Se dispuso a esperar. En la guantera tenía una botella de agua, aunque no podía beber, no fuera a ser que Hutton saliera y él estuviera orinando. Y menos comer. Su estómago protestaba. No había tomado más que un café… Buscó en la guantera y encontró una barrita de chicle.
«Bon appétit», se dijo mientras la desenvolvía.

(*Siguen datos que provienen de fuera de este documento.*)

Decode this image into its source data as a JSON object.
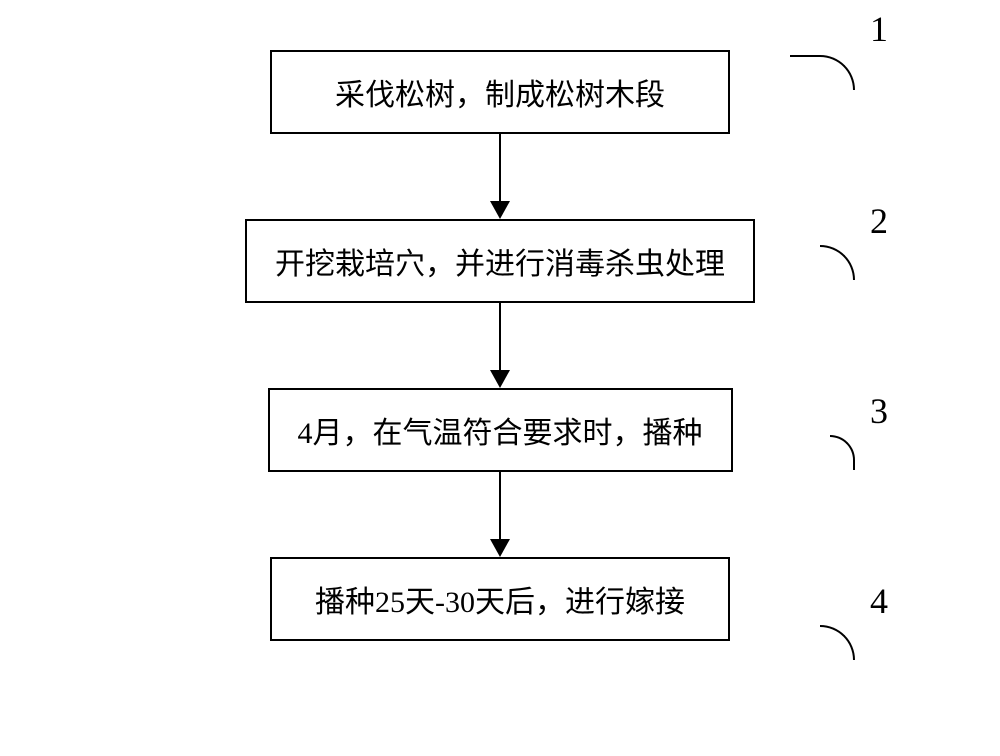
{
  "flowchart": {
    "type": "flowchart",
    "background_color": "#ffffff",
    "border_color": "#000000",
    "text_color": "#000000",
    "box_font_size": 30,
    "label_font_size": 36,
    "border_width": 2,
    "arrow_color": "#000000",
    "steps": [
      {
        "text": "采伐松树，制成松树木段",
        "label": "1"
      },
      {
        "text": "开挖栽培穴，并进行消毒杀虫处理",
        "label": "2"
      },
      {
        "text": "4月，在气温符合要求时，播种",
        "label": "3"
      },
      {
        "text": "播种25天-30天后，进行嫁接",
        "label": "4"
      }
    ]
  }
}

Hutton pasó una hora en el gimnasio. Linford iba anotando cuidadosamente todos sus movimientos con la hora y los minutos. Salía solo, con el pelo mojado de la ducha y balanceando la bolsa de deporte con esa aura, esa confianza higiénica que procura el ejercicio. Subió al coche y se dirigió a Abbeyhill. Linford comprobó su móvil, vio que no quedaba batería y lo enchufó al encendedor del coche para recargarla. Pensó en llamar a Rebus, pero ¿para decirle qué exactamente? ¿Pedirle su consentimiento? «Estás haciendo lo que debes; adelante.» Eso es lo que haría una persona débil.
El no era débil. Allí estaba la prueba.
Ahora iban por Easter Road y Hutton hablaba por el móvil. Todo el rato había estado hablando sin mirar apenas al retrovisor ni a los espejos laterales. Aunque daba igual porque entre ellos dos había tres coches.
No tardaron en llegar a Leith. El Ferrari tomó por calles secundarias y Linford se rezagó esperando que le adelantara algún coche, pero aquello estaba desierto. Sólo circulaban él y el sospechoso. A derecha e izquierda, las calles se hacían cada vez más estrechas, y las casas a ambos lados daban directamente a la calzada. Cruzaron por delante de unas zonas de juego para niños mientras los faros hacían relucir trocitos de vidrio. Anochecía. Hutton se detuvo de pronto. Linford supuso que debían de estar ya cerca de los muelles. No conocía aquella parte de la ciudad; siempre la había evitado, porque todo eran intrigantes y tugurios, las armas más corrientes, la botella y el cuchillo de cocina, y la mayor parte de las agresiones se perpetraban contra amigos y familiares.